Par Habib Demba FALL
L’honneur m’a été échu de présenter, le 08 janvier 2022, le livre de Ibrahima Diouf, au Théâtre national Daniel Sorano. Après « Résilience », Ibou nous revient avec ce texte qui célèbre la citoyenneté à travers la femme. Bouclons le mois de la femme avec ce texte.
NOTE DE PRESENTATION
« VICES : LE TEMPS DU SEXE FORT » DE IBRAHIMA DIOUF : D’une affaire de mœurs à une crise institutionnelle majeure.
Sur sa couverture, le livre est d’abord une page noire, une ombre épaisse que déchire le mot « Vices » en rouge et le sous-titre « Le temps du sexe fort » en blanc, couleur de l’espoir. Du chaos grandissant, surgit la révolution sans violence. Une lumière des peuples opprimés à l’arme comme la mal gouvernance. Tout part d’une affaire de mœurs. Tout se termine par une crise institutionnelle majeure. La rédemption citoyenne a le visage d’une femme.
L’accaparement des ressources financières et les restrictions sur les libertés sont des formes de violence qui dépassent le seuil de compromis de la violence légitime. Autre temps, autres mœurs, pourrait-on dire à la suite d’un adage bien connu. Autres temps, autres audaces, peut-on dire à la lecture de ce livre.
· LE PARI DU TEMPS QUI PASSE
« Vices » est un pari sur le temps. Ce livre est traversé de part en part par une phrase : « Le temps passe ». Ce texte par une projection dans le futur avec le discours attendu de Nafissatou Camara, Présidente de la République démocratique du Djolof le 8 mars 2040. Ce livre se termine par le désarroi des puissants : le Président de la République Daan Sopékou (le reniement après l’accession à la magistrature suprême), le Premier Ministre Waaba Djiba (Satan personnifié) et le ministre du Plan et du Budget Kilab Niang.

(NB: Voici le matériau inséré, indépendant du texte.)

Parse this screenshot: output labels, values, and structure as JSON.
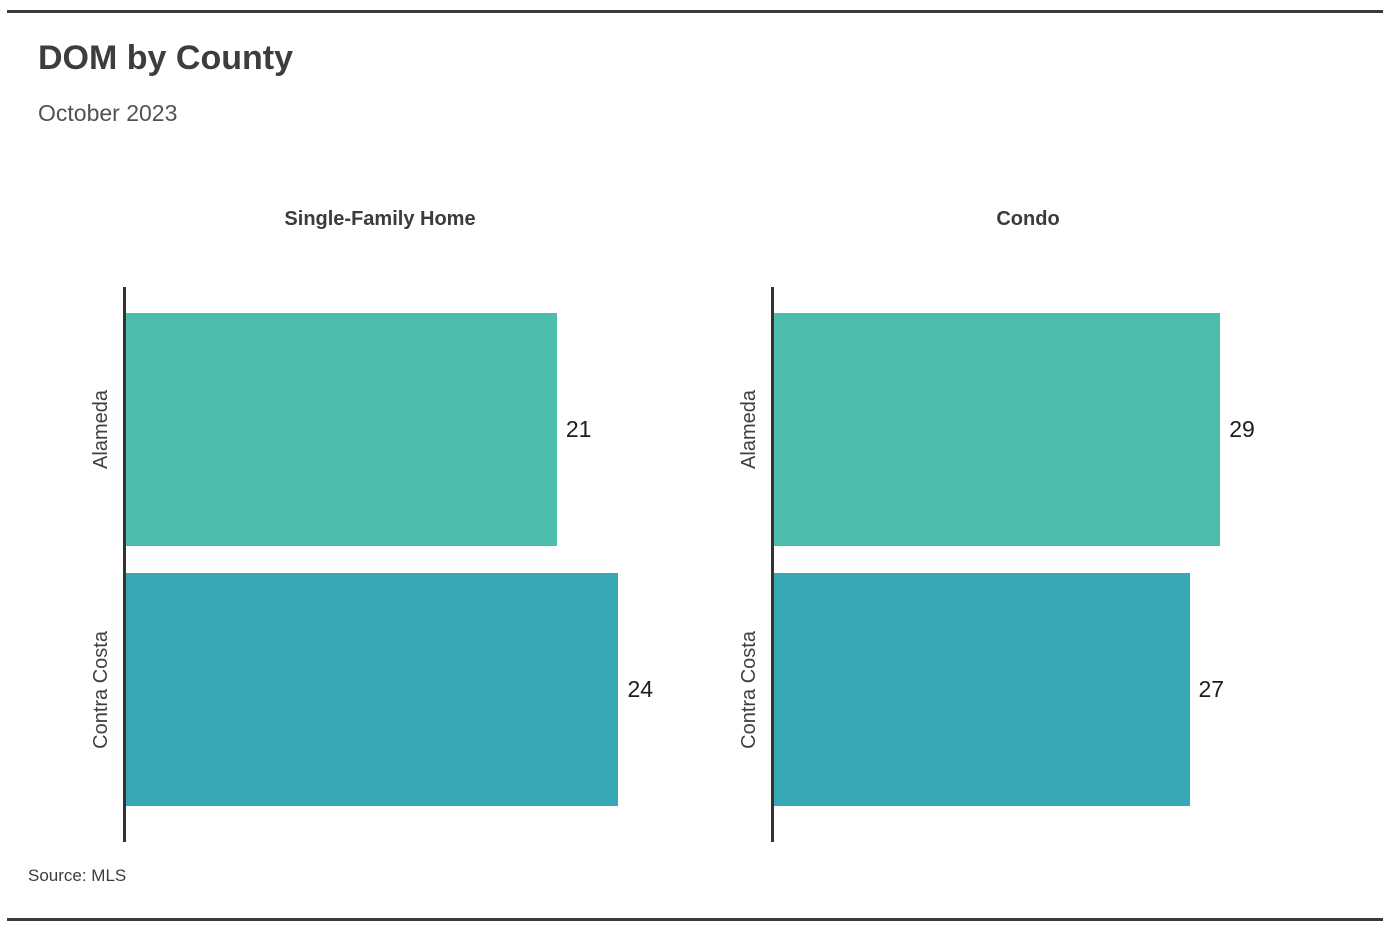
{
  "page": {
    "title": "DOM by County",
    "subtitle": "October 2023",
    "source": "Source:  MLS"
  },
  "colors": {
    "alameda_bar": "#4cbdaa",
    "contra_costa_bar": "#38a7b4",
    "axis": "#333333",
    "rule": "#3a3a3a",
    "title_text": "#3d3d3d",
    "value_text": "#1c1c1c"
  },
  "chart_data": [
    {
      "type": "bar",
      "orientation": "horizontal",
      "title": "Single-Family Home",
      "categories": [
        "Alameda",
        "Contra Costa"
      ],
      "values": [
        21,
        24
      ],
      "xlim": [
        0,
        27
      ],
      "bar_colors": [
        "#4cbdaa",
        "#38a7b4"
      ],
      "data_labels": true,
      "grid": false,
      "legend": false
    },
    {
      "type": "bar",
      "orientation": "horizontal",
      "title": "Condo",
      "categories": [
        "Alameda",
        "Contra Costa"
      ],
      "values": [
        29,
        27
      ],
      "xlim": [
        0,
        36
      ],
      "bar_colors": [
        "#4cbdaa",
        "#38a7b4"
      ],
      "data_labels": true,
      "grid": false,
      "legend": false
    }
  ]
}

Entre ces deux temps, il y a le temps d’une volonté de puissance aveugle de Kilab Niang, la résistance organisée par des filles branchées autour de Mame Isseu et la révolution des féministes dirigée par Nafissatou Camara. Le temps de la victoire. Le temps de la victoire est le temps de la résignation pour Mame Isseu et Kilab Niang liés par une forte attraction charnelle qui finit en procès pour viol. Incarnant des anti-valeurs aux antipodes de la République debout et d’une société en accord avec elle-même, le couple déchiré est le grand oublié de la révolution.

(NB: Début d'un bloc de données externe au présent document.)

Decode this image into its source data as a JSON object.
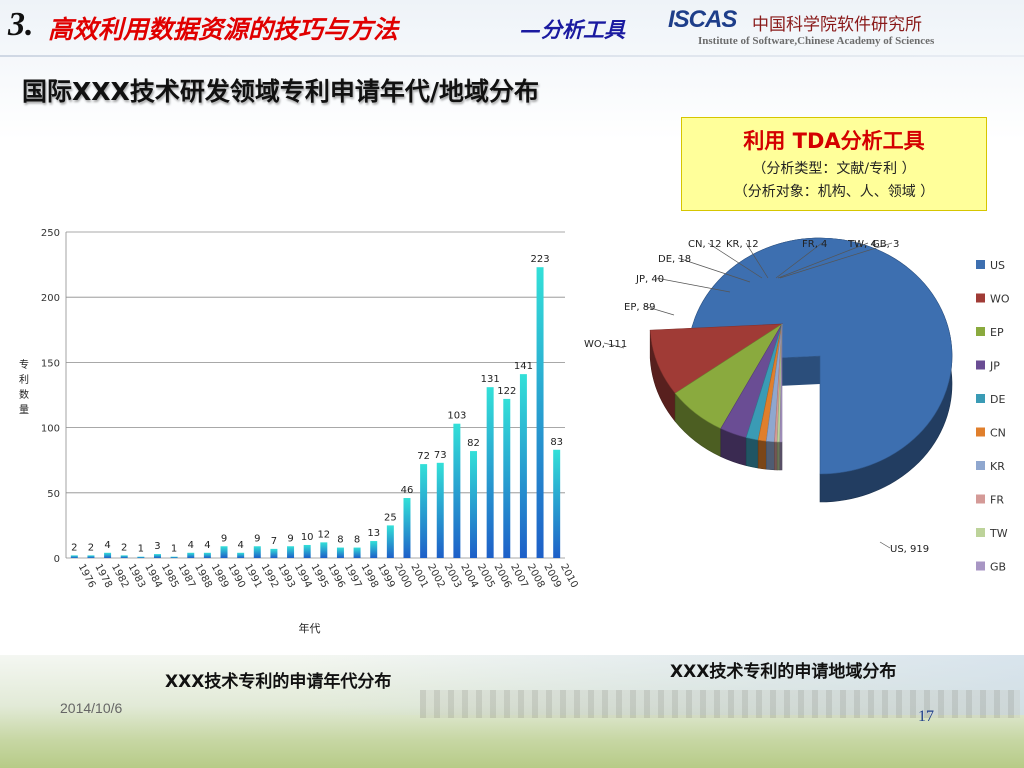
{
  "header": {
    "number": "3.",
    "title": "高效利用数据资源的技巧与方法",
    "subtitle": "—分析工具",
    "logo_text": "ISCAS",
    "org_cn": "中国科学院软件研究所",
    "org_en": "Institute of Software,Chinese Academy of Sciences"
  },
  "main_title": "国际XXX技术研发领域专利申请年代/地域分布",
  "tool_box": {
    "title": "利用   TDA分析工具",
    "line1": "（分析类型：文献/专利 ）",
    "line2": "（分析对象：机构、人、领域   ）"
  },
  "captions": {
    "bar": "XXX技术专利的申请年代分布",
    "pie": "XXX技术专利的申请地域分布"
  },
  "footer": {
    "date": "2014/10/6",
    "page": "17"
  },
  "colors": {
    "title_red": "#e00000",
    "subtitle_blue": "#1a1aa0",
    "bar_top": "#33e0d8",
    "bar_bottom": "#1e5fc8",
    "box_fill": "#ffff9a"
  },
  "chart_data": [
    {
      "type": "bar",
      "categories": [
        "1976",
        "1978",
        "1982",
        "1983",
        "1984",
        "1985",
        "1987",
        "1988",
        "1989",
        "1990",
        "1991",
        "1992",
        "1993",
        "1994",
        "1995",
        "1996",
        "1997",
        "1998",
        "1999",
        "2000",
        "2001",
        "2002",
        "2003",
        "2004",
        "2005",
        "2006",
        "2007",
        "2008",
        "2009",
        "2010"
      ],
      "values": [
        2,
        2,
        4,
        2,
        1,
        3,
        1,
        4,
        4,
        9,
        4,
        9,
        7,
        9,
        10,
        12,
        8,
        8,
        13,
        25,
        46,
        72,
        73,
        103,
        82,
        131,
        122,
        141,
        223,
        83
      ],
      "xlabel": "年代",
      "ylabel": "专利数量",
      "ylim": [
        0,
        250
      ],
      "yticks": [
        0,
        50,
        100,
        150,
        200,
        250
      ],
      "grid": true,
      "data_labels": true
    },
    {
      "type": "pie",
      "labels": [
        "US",
        "WO",
        "EP",
        "JP",
        "DE",
        "CN",
        "KR",
        "FR",
        "TW",
        "GB"
      ],
      "values": [
        919,
        111,
        89,
        40,
        18,
        12,
        12,
        4,
        4,
        3
      ],
      "slice_labels": [
        "US, 919",
        "WO, 111",
        "EP, 89",
        "JP, 40",
        "DE, 18",
        "CN, 12",
        "KR, 12",
        "FR, 4",
        "TW, 4",
        "GB, 3"
      ],
      "colors": [
        "#3d6fb0",
        "#a03b36",
        "#8aaa3e",
        "#6a4d94",
        "#3a9bb5",
        "#e07f2c",
        "#8fa7cf",
        "#d49a97",
        "#bdd39a",
        "#a896c4"
      ],
      "legend_position": "right"
    }
  ]
}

C’est la victoire de la vertu sur le vice.
· INTRIGUES, ENTRE HONNEUR ET DESHONNEUR
Que vaut l’honneur d’une femme invitée dans un hôtel et « violée » ? Beaucoup de choses. Par exemple, un mariage dans le style « Epouse-moi ou je porte plainte ». La plainte pour viol sonne comme une attaque coup de poing. L’honneur de Mame Issa Bâ mérite que soit tirée au clair ce viol présumé. La plainte est annoncée sur une page où le blanc domine. Une sorte d’esthétique du vide sur l’obscène, voire l’abject. Derrière, il y a l’amie Lissa qui tire les ficelles pour amie chasseuse d’hommes nantis. La suite est un engrenage pour Kilab qui est incarcéré.

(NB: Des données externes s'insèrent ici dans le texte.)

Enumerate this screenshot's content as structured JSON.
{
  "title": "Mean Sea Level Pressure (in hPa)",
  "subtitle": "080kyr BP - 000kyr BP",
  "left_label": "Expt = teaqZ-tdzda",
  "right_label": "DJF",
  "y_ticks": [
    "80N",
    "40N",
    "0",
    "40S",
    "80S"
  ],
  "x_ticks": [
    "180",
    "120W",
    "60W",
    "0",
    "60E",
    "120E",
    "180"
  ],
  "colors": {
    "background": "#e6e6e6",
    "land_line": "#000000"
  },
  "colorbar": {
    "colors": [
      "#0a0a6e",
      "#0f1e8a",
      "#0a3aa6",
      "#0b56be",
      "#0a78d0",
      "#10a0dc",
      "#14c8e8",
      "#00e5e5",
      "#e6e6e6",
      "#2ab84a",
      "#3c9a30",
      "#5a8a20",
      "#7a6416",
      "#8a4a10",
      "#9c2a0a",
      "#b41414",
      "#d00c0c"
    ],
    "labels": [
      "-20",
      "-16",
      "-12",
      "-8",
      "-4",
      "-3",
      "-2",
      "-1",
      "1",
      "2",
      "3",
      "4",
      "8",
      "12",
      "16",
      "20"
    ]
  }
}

· LES FEMMES SE FONT JUSTICE
La procédure révèle un choix thématique dans lequel les femmes se font justice : la gendarme Arame Faye en poste à la Caserne Hawa Kane Diallo, le lieutenant Aïssatou Seck, la procureure, les témoins, etc. Le visage de la puissance publique est une femme. Intéressant pour la suite car la révolution sera faite avec les femmes.
· ELOGE DE LA FEMME EXEMPLAIRE
Ce livre est un doux chant d’amour pour LA Femme. Mam Boy, icône discrète et adulée. La maman de Mame Isseu qui ne s’image pas le dixième de ce que sa fille fait selon les propres aveux de celle-ci. La maman de Kilab, dévouée au père ? La première épouse de Kilab, Mame Sokhna, femme douce et attentionnée. Nafissatou Camara, la frondeuse en chef dans la marche vers la révolution.
· LA TRANSMISSION
La transmission n’est pas assurée. Adieu donc la reproduction sociale !
Mame Isseu, vedette du 20 heures, ambitieuse à volonté, est prête à s’offrir à ses patrons pour un contrat à durée déterminée. Elle est enfant d’un couple de fonctionnaires que n’attire pas l’attrait de l’argent. Elle s’inspire même des parents de Lissa qui sont dans des business juteux. Elle n’a d’yeux que pour « la classe d’en haut ».
Elle est dans le monde de l’émancipation et de l’insoumission, nous dit l’auteur. Qui ajoute : «Entre la mère et la fille, il y a un fossé». En lieu et place de l’éducation traditionnelle, elle s’appuie sur les conseils d’une amie, Lissa, qui est comme un gourou pour elle. Elle considère la vie comme un jeu. Elle aime bien s’habiller. Elle aime être regardée. Une allumeuse qui s’entiche d’un narcissique, Kilab.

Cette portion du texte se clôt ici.